King's school is not only protected, but expanded.

"Yup, they're safe," Byrd-Bennett says of Cather Elementary. "They may be a school that welcomes children.

"No child will move from a lower performing school, into a lower performing school," Byrd-Bennett explains of the process. "It will be a higher performing school."

"Well, past experience has said that six percent of the students, whose schools get closed, wind up going to a school that performs better," CTU Vice President Jesse Sharkey says. "The vast majority of students wind up going to a school that performs worse, or equally, at the same level."

The Chicago Teachers Union doesn't trust any of the promised outcomes from school consolidations. In fact, they're lobbying Springfield and predict thousands will to hit the streets as they did in 2010.

"What we're hearing is, take every available, take any and all peaceful means, in defending our schools," Sharkey says.

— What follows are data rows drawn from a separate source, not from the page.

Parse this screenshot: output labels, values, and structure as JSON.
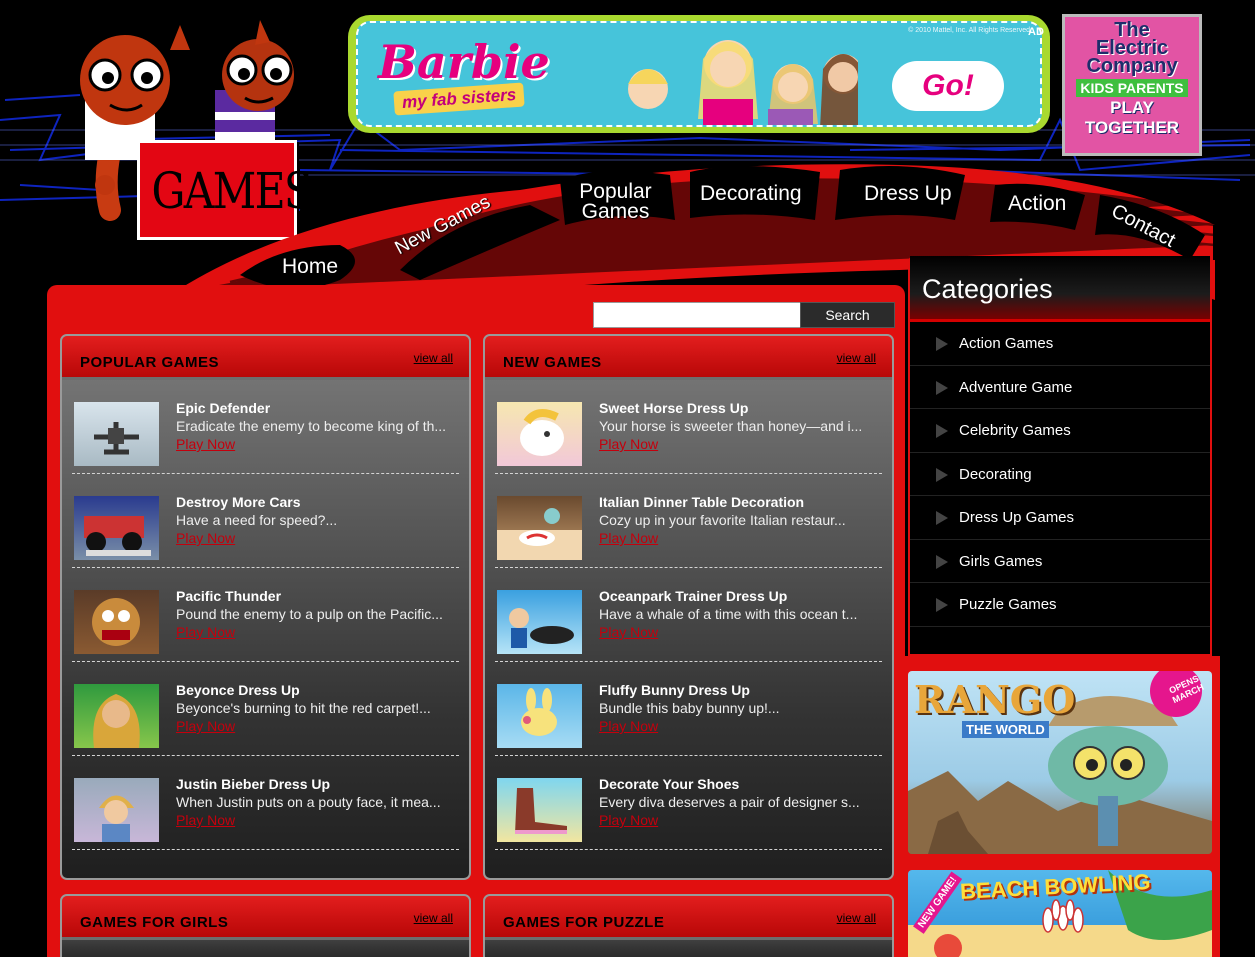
{
  "header": {
    "logo_text": "GAMES",
    "banner_ad": {
      "brand": "Barbie",
      "tagline": "my fab sisters",
      "copyright": "© 2010 Mattel, Inc. All Rights Reserved.",
      "button": "Go!",
      "ad_label": "AD"
    },
    "side_ad": {
      "line1": "The",
      "line2": "Electric",
      "line3": "Company",
      "line4": "KIDS PARENTS",
      "line5": "PLAY",
      "line6": "TOGETHER"
    }
  },
  "nav": {
    "items": [
      {
        "label": "Home"
      },
      {
        "label": "New Games"
      },
      {
        "label": "Popular Games"
      },
      {
        "label": "Decorating"
      },
      {
        "label": "Dress Up"
      },
      {
        "label": "Action"
      },
      {
        "label": "Contact"
      }
    ]
  },
  "search": {
    "button": "Search",
    "placeholder": ""
  },
  "panels": [
    {
      "title": "POPULAR GAMES",
      "view_all": "view all",
      "games": [
        {
          "title": "Epic Defender",
          "desc": "Eradicate the enemy to become king of th...",
          "play": "Play Now"
        },
        {
          "title": "Destroy More Cars",
          "desc": "Have a need for speed?...",
          "play": "Play Now"
        },
        {
          "title": "Pacific Thunder",
          "desc": "Pound the enemy to a pulp on the Pacific...",
          "play": "Play Now"
        },
        {
          "title": "Beyonce Dress Up",
          "desc": "Beyonce's burning to hit the red carpet!...",
          "play": "Play Now"
        },
        {
          "title": "Justin Bieber Dress Up",
          "desc": "When Justin puts on a pouty face, it mea...",
          "play": "Play Now"
        }
      ]
    },
    {
      "title": "NEW GAMES",
      "view_all": "view all",
      "games": [
        {
          "title": "Sweet Horse Dress Up",
          "desc": "Your horse is sweeter than honey—and i...",
          "play": "Play Now"
        },
        {
          "title": "Italian Dinner Table Decoration",
          "desc": "Cozy up in your favorite Italian restaur...",
          "play": "Play Now"
        },
        {
          "title": "Oceanpark Trainer Dress Up",
          "desc": "Have a whale of a time with this ocean t...",
          "play": "Play Now"
        },
        {
          "title": "Fluffy Bunny Dress Up",
          "desc": "Bundle this baby bunny up!...",
          "play": "Play Now"
        },
        {
          "title": "Decorate Your Shoes",
          "desc": "Every diva deserves a pair of designer s...",
          "play": "Play Now"
        }
      ]
    },
    {
      "title": "GAMES FOR GIRLS",
      "view_all": "view all"
    },
    {
      "title": "GAMES FOR PUZZLE",
      "view_all": "view all"
    }
  ],
  "sidebar": {
    "title": "Categories",
    "items": [
      {
        "label": "Action Games"
      },
      {
        "label": "Adventure Game"
      },
      {
        "label": "Celebrity Games"
      },
      {
        "label": "Decorating"
      },
      {
        "label": "Dress Up Games"
      },
      {
        "label": "Girls Games"
      },
      {
        "label": "Puzzle Games"
      }
    ],
    "ads": {
      "rango_title": "RANGO",
      "rango_sub": "THE WORLD",
      "rango_badge": "OPENS MARCH",
      "bowling_title": "BEACH BOWLING",
      "bowling_badge": "NEW GAME!"
    }
  },
  "colors": {
    "accent": "#e10f0f",
    "panel_head": "#d01010",
    "play_link": "#c4000d",
    "background": "#000000"
  }
}
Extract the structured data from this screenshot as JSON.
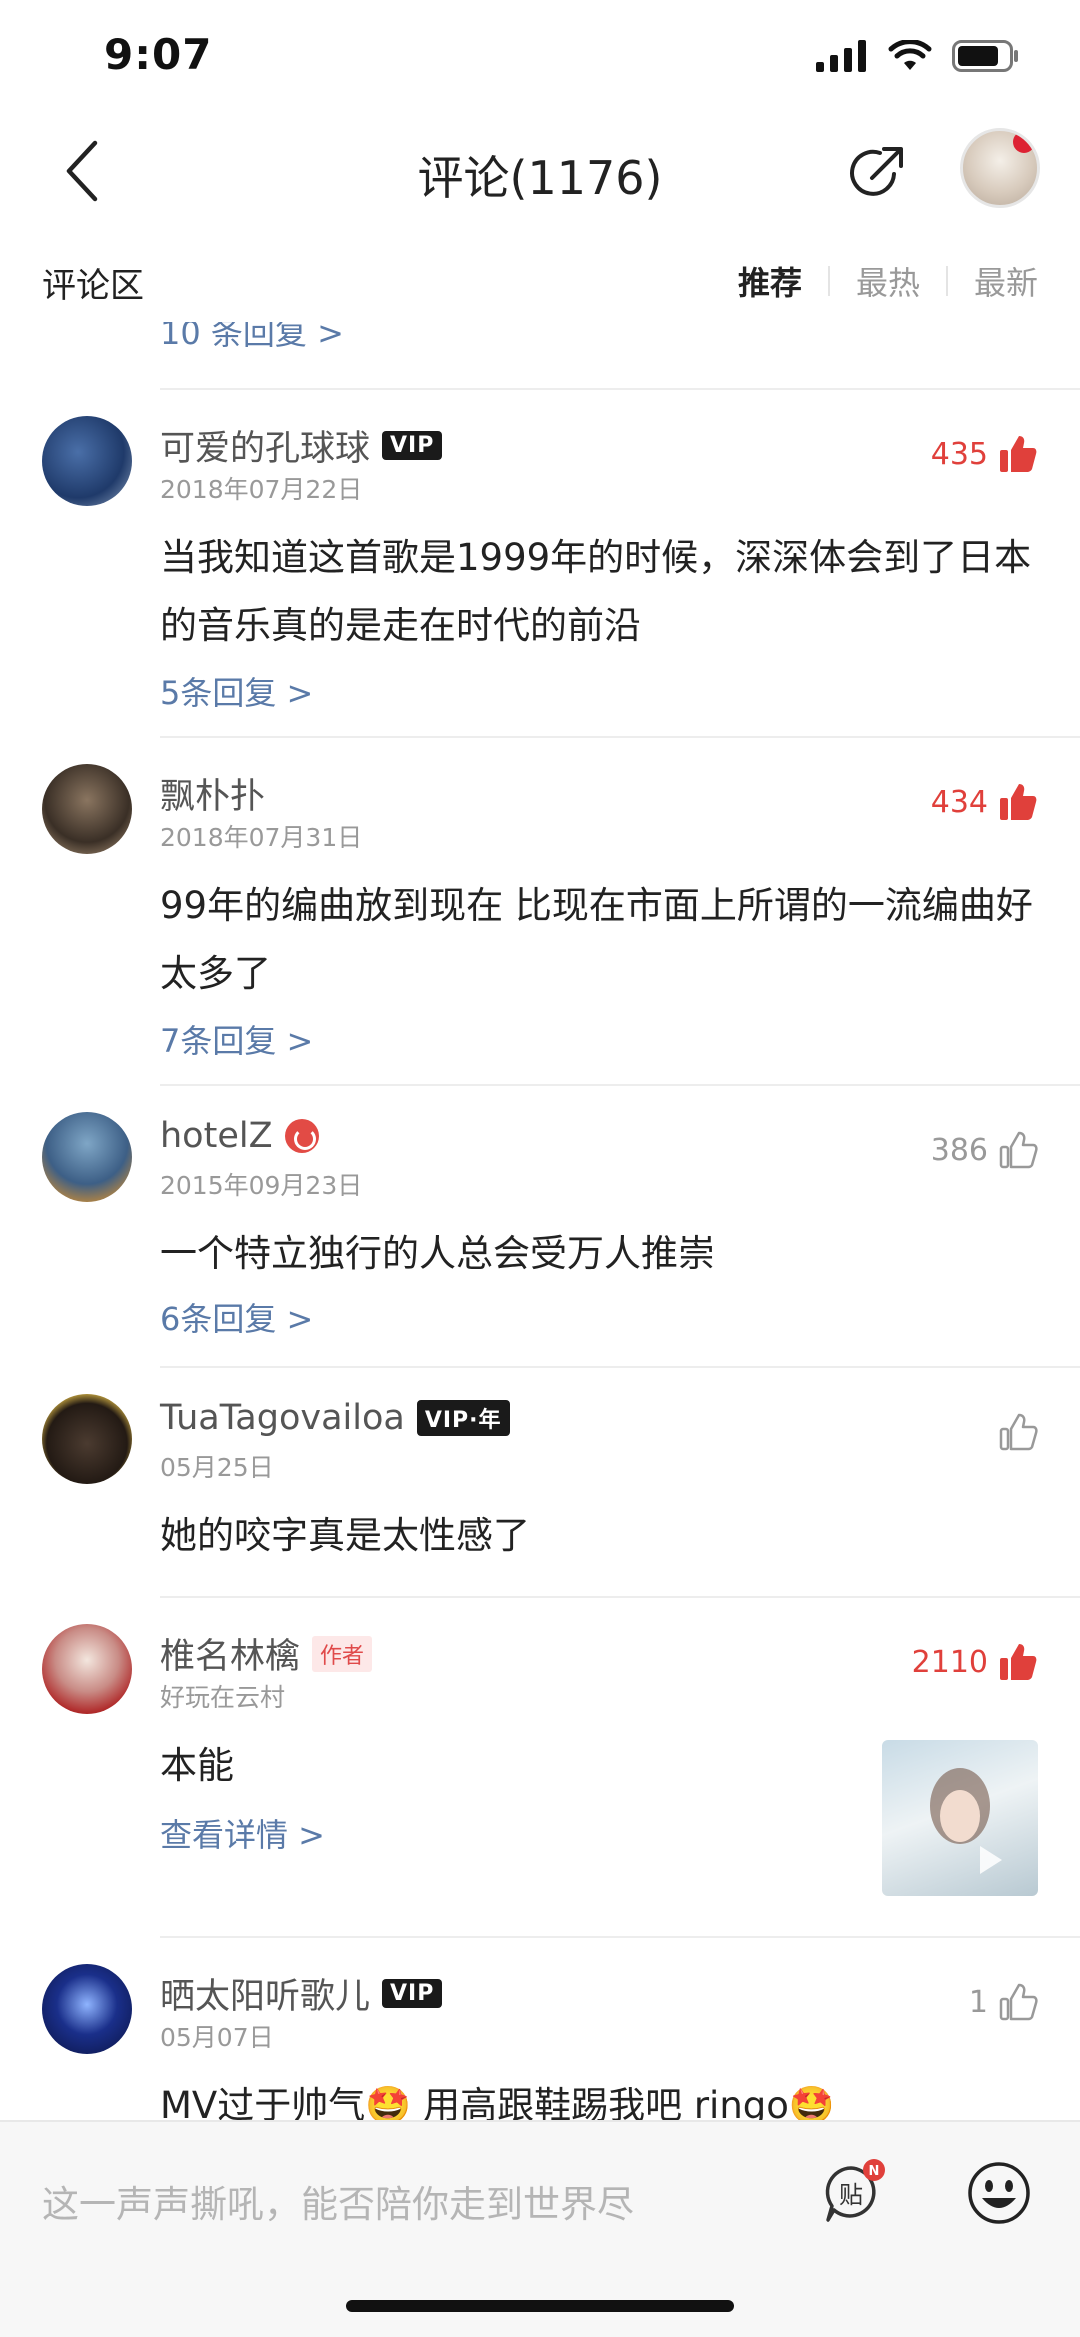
{
  "status_bar": {
    "time": "9:07"
  },
  "nav": {
    "title": "评论(1176)"
  },
  "section": {
    "title": "评论区",
    "sort_tabs": [
      "推荐",
      "最热",
      "最新"
    ]
  },
  "partial_top": {
    "replies": "10 条回复 >"
  },
  "comments": [
    {
      "username": "可爱的孔球球",
      "badge": "VIP",
      "date": "2018年07月22日",
      "likes": "435",
      "text": "当我知道这首歌是1999年的时候，深深体会到了日本的音乐真的是走在时代的前沿",
      "replies": "5条回复 >"
    },
    {
      "username": "飘朴扑",
      "date": "2018年07月31日",
      "likes": "434",
      "text": "99年的编曲放到现在 比现在市面上所谓的一流编曲好太多了",
      "replies": "7条回复 >"
    },
    {
      "username": "hotelZ",
      "date": "2015年09月23日",
      "likes": "386",
      "text": "一个特立独行的人总会受万人推崇",
      "replies": "6条回复 >"
    },
    {
      "username": "TuaTagovailoa",
      "badge": "VIP·年",
      "date": "05月25日",
      "likes": "",
      "text": "她的咬字真是太性感了"
    },
    {
      "username": "椎名林檎",
      "badge": "作者",
      "date": "好玩在云村",
      "likes": "2110",
      "text": "本能",
      "replies": "查看详情 >"
    },
    {
      "username": "晒太阳听歌儿",
      "badge": "VIP",
      "date": "05月07日",
      "likes": "1",
      "text": "MV过于帅气🤩 用高跟鞋踢我吧 ringo🤩"
    }
  ],
  "input_bar": {
    "placeholder": "这一声声撕吼，能否陪你走到世界尽",
    "tie_label": "贴",
    "notice": "N"
  },
  "colors": {
    "accent_red": "#e0403b",
    "link_blue": "#5a7aa8"
  }
}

Union spokesman Jessie Sharkey says the district should improve all the schools, not close them.

"Yeah, and that's a great proposition if I had a charge card where I could do that, but I don't," Byrd-Bennett says in response to Sharkey. "And our finances, as you know, are also dwindling and we're still facing a deficit."

Byrd-Bennett says the district can save millions by consolidating schools. Cather Elementary could double its student population to 500 or more,

"We feel that with those additional monies, we could broaden the experiences for our students," Cather principal Hattie King says.